Tow points here: Intermittency is a problem that actually shrinks at scale: The more spread out your wind parks/panels are, the smaller the periods where they provide unexpectedly little power (=> you need less buffering than you would naively assume).
Second point: a 100kWh battery is already affordable for a single household right now (thats basically big electric car battery). Price trends only go one direction there...
> Second, battery is expensive, so the total system cost can exceed the cost of nuclear (especially with sane regulation and continually improving engineering).

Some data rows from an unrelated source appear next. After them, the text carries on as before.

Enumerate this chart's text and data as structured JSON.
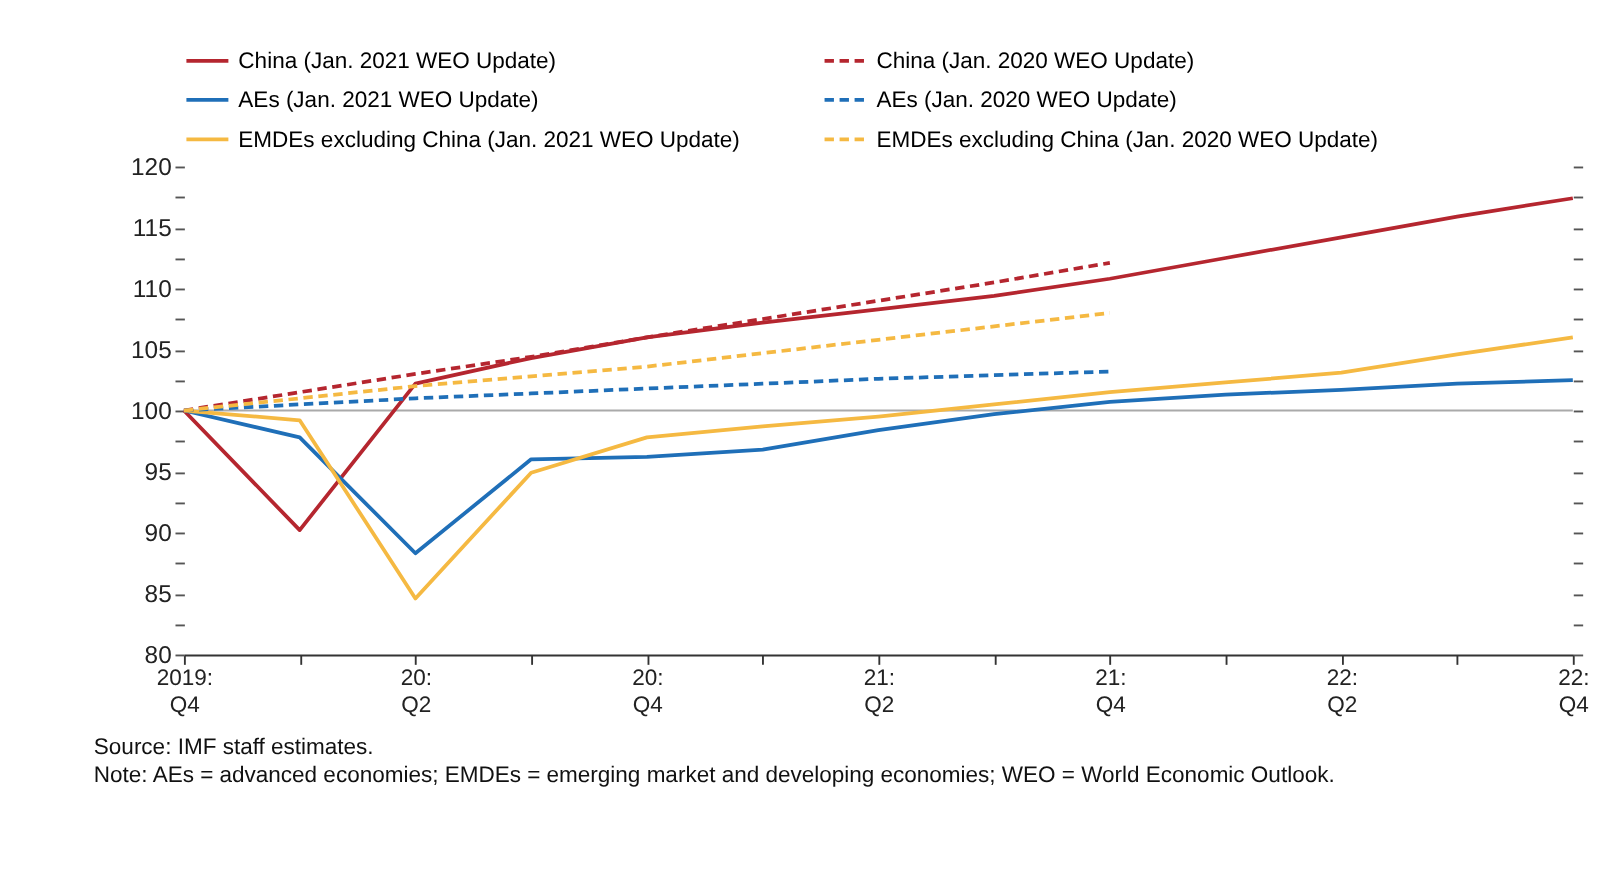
{
  "chart_data": {
    "type": "line",
    "categories": [
      "2019:\nQ4",
      null,
      "20:\nQ2",
      null,
      "20:\nQ4",
      null,
      "21:\nQ2",
      null,
      "21:\nQ4",
      null,
      "22:\nQ2",
      null,
      "22:\nQ4"
    ],
    "series": [
      {
        "name": "China (Jan. 2021 WEO Update)",
        "color": "#b5262f",
        "line_style": "solid",
        "values": [
          100,
          90.2,
          102.2,
          104.3,
          106.0,
          107.2,
          108.3,
          109.4,
          110.8,
          112.5,
          114.2,
          115.9,
          117.4
        ]
      },
      {
        "name": "AEs (Jan. 2021 WEO Update)",
        "color": "#1f6fb8",
        "line_style": "solid",
        "values": [
          100,
          97.8,
          88.3,
          96.0,
          96.2,
          96.8,
          98.4,
          99.7,
          100.7,
          101.3,
          101.7,
          102.2,
          102.5
        ]
      },
      {
        "name": "EMDEs excluding China (Jan. 2021 WEO Update)",
        "color": "#f5b942",
        "line_style": "solid",
        "values": [
          100,
          99.2,
          84.6,
          94.9,
          97.8,
          98.7,
          99.5,
          100.5,
          101.5,
          102.3,
          103.1,
          104.6,
          106.0
        ]
      },
      {
        "name": "China (Jan. 2020 WEO Update)",
        "color": "#b5262f",
        "line_style": "dashed",
        "values": [
          100,
          101.5,
          103.0,
          104.4,
          106.0,
          107.5,
          109.0,
          110.5,
          112.1,
          null,
          null,
          null,
          null
        ]
      },
      {
        "name": "AEs (Jan. 2020 WEO Update)",
        "color": "#1f6fb8",
        "line_style": "dashed",
        "values": [
          100,
          100.5,
          101.0,
          101.4,
          101.8,
          102.2,
          102.6,
          102.9,
          103.2,
          null,
          null,
          null,
          null
        ]
      },
      {
        "name": "EMDEs excluding China (Jan. 2020 WEO Update)",
        "color": "#f5b942",
        "line_style": "dashed",
        "values": [
          100,
          101.0,
          102.0,
          102.8,
          103.6,
          104.7,
          105.8,
          106.9,
          108.0,
          null,
          null,
          null,
          null
        ]
      }
    ],
    "ylim": [
      80,
      120
    ],
    "yticks": [
      80,
      {
        "value": 82.5,
        "label": null
      },
      85,
      {
        "value": 87.5,
        "label": null
      },
      90,
      {
        "value": 92.5,
        "label": null
      },
      95,
      {
        "value": 97.5,
        "label": null
      },
      100,
      {
        "value": 102.5,
        "label": null
      },
      105,
      {
        "value": 107.5,
        "label": null
      },
      110,
      {
        "value": 112.5,
        "label": null
      },
      115,
      {
        "value": 117.5,
        "label": null
      },
      120
    ],
    "ref_lines": [
      {
        "axis": "y",
        "value": 100,
        "color": "#aaaaaa"
      }
    ],
    "grid": false,
    "legend": "top",
    "annotations": [
      "Source: IMF staff estimates.",
      "Note: AEs = advanced economies; EMDEs = emerging market and developing economies; WEO = World Economic Outlook."
    ]
  }
}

From this I assume you believe that nuclear reactors are not cost competitive mainly because of safety regulations, and "simply" fixing those regulations would make them able to compete on cost? This is likely incorrect. Consider:
Coal power plants are basically a minimally regulated, built-at-scale, super-simplified variant of a thermal power plant. They are the "ideal" that hyper-optimized nuclear reactor designs will never be able to reach (disregarding fuel costs here!). Even so: They struggle to compete with renewable on price already (disregarding fuel costs!). What are your thoughts on this?
My personal favorite: Tax carbon emission, use gas turbines as peaker plants, store energy long term via synthetic hydrogen, which is needed for carbon-free steel production anyway (and can also be used by gas peaker plants).
Then just let the market find out which fraction of batteries, wind, solar, carbon-taxed gas/coal, nuclear etc. works best.